A duplication mutation is a genetic alteration where a segment of DNA is copied and inserted into the genome, resulting in extra copies of the genetic instructions. This alteration is a significant source of variation, potentially causing human disease while also serving as a primary engine for long-term evolutionary change.
The Physical Mechanism of Gene Duplication
The most frequent way a duplication mutation arises is through unequal crossing over during meiosis, the specialized cell division that creates sperm and egg cells. Homologous chromosomes exchange genetic material, and while recombination is normally precise, the chromosomes sometimes misalign due to repetitive DNA sequences.
When misaligned, the exchange leads to one chromatid receiving an extra segment of DNA (duplication), while the reciprocal chromatid loses that segment (deletion). Repetitive DNA elements near duplication breakpoints confuse the cellular machinery, making the region prone to unequal exchange. This mechanism causes the majority of large-scale duplication events.
Smaller duplications can occur due to replication slippage, an error in DNA replication. This happens when the DNA polymerase enzyme temporarily detaches from the template strand during synthesis, especially in areas with short, repeating sequences. When the enzyme reattaches incorrectly, the newly synthesized strand contains extra copies of the repeat unit.
Immediate Effects on Gene Function
The immediate consequence of a duplication mutation is an increase in gene copies, leading to an altered level of the gene’s product. This is the gene dosage effect, where protein production is proportional to the number of functional gene copies. If a duplication results in three copies instead of two, the cell typically produces about 150% of the normal protein amount.

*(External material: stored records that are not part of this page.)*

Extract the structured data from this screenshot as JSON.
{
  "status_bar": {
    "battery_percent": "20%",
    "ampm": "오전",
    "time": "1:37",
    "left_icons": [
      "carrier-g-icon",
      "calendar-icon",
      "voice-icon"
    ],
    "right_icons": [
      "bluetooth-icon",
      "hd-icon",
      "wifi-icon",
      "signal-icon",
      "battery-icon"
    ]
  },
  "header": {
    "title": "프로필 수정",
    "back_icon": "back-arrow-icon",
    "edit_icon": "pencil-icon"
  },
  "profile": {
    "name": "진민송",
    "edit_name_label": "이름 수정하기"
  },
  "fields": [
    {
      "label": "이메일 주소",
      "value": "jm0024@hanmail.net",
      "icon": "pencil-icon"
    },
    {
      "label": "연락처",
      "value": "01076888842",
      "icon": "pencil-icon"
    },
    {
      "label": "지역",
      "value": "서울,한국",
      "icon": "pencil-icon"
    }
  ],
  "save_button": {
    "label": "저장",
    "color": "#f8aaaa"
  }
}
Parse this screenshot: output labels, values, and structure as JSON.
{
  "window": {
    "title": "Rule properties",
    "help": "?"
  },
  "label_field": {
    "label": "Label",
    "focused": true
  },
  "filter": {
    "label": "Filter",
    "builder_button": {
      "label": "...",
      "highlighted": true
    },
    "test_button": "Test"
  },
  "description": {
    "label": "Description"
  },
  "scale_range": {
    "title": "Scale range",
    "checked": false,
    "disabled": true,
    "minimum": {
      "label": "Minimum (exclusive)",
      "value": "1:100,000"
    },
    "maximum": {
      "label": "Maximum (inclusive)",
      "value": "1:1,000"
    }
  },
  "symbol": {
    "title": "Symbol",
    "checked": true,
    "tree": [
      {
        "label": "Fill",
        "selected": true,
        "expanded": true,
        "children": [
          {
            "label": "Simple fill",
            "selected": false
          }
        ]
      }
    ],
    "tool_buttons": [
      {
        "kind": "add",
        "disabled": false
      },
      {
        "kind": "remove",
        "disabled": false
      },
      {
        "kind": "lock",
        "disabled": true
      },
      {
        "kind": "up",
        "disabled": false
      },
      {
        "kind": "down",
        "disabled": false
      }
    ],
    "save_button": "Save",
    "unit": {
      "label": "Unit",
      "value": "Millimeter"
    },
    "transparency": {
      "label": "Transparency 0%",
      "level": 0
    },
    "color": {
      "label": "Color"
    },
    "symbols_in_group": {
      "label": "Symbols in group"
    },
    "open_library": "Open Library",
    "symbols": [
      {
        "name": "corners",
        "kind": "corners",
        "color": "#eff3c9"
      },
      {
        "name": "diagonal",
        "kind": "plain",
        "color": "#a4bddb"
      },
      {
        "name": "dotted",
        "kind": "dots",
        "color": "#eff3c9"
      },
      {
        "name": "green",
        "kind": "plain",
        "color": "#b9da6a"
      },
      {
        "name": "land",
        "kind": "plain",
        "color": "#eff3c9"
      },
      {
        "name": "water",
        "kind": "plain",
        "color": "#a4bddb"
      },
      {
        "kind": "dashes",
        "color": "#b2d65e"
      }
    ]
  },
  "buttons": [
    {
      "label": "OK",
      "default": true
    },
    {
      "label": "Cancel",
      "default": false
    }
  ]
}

This overproduction can severely disrupt cellular function, especially if the protein is sensitive to concentration changes. Biological systems rely on a precise balance of interacting proteins, and excess protein can throw the entire pathway into disarray. This imbalance may result in a toxic effect or interfere with complex structure formation, such as preventing the proper assembly of a multi-protein complex.
The cellular response is not always linear, as some genes have regulatory feedback loops that partially compensate for the extra copies. For genes lacking this buffering capacity, the increase in protein product translates the physical duplication into a biological consequence. Susceptibility is determined by the specific function of the duplicated gene.
Specific Disorders Caused by Duplications
The health consequences of duplication mutations depend on the size of the duplicated segment and the specific genes it contains. Charcot-Marie-Tooth Disease Type 1A (CMT1A), a common inherited neurological disorder, is caused by a duplication of a 1.5-million-base-pair region on chromosome 17 that includes the PMP22 gene.
Individuals with CMT1A have three copies of the PMP22 gene, leading to an overabundance of the Peripheral Myelin Protein 22. This excess protein damages the Schwann cells, which produce the myelin sheath insulating peripheral nerves. The resulting poor formation or thinning of the myelin sheath impairs nerve conduction, causing muscle weakness and numbness.
Duplications involving larger segments result in microduplication syndromes, which typically involve multiple contiguous genes. These chromosomal changes often lead to a wide spectrum of neurodevelopmental and cognitive issues. For instance, the reciprocal microduplication of the region linked to CMT1A causes Potocki-Lupski syndrome.
Potocki-Lupski syndrome is characterized by low muscle tone, developmental delay, and features of autism spectrum disorder. The severity of these syndromes can vary greatly among affected individuals (variable expressivity). The gain of genetic material disrupts the balance of many genes simultaneously, leading to complex effects on development and organ function.
Duplication as a Driver of Evolution
While duplications can be detrimental to health, they are a powerful source of novelty and adaptation over evolutionary timescales. A redundant gene copy provides a buffer against harmful mutations, as the original gene copy maintains its necessary function. The spare copy is free from the pressure of natural selection, allowing it to accumulate mutations without negatively affecting the organism’s survival.
This freedom often leads to neofunctionalization, where the duplicated gene evolves a completely new function different from the ancestral gene. The evolution of the globin gene family, including hemoglobin and myoglobin, is a prime example. An ancient duplication event separated the ancestor of myoglobin (stores oxygen in muscle tissue) from the ancestor of hemoglobin (transports oxygen in the blood).
Further duplications and divergence created the distinct alpha and beta globin chains, which assemble into the specialized, four-subunit hemoglobin protein found in red blood cells. This complex structure was made possible by gene duplication, allowing for the sophisticated regulation of oxygen binding and release necessary for complex animal life.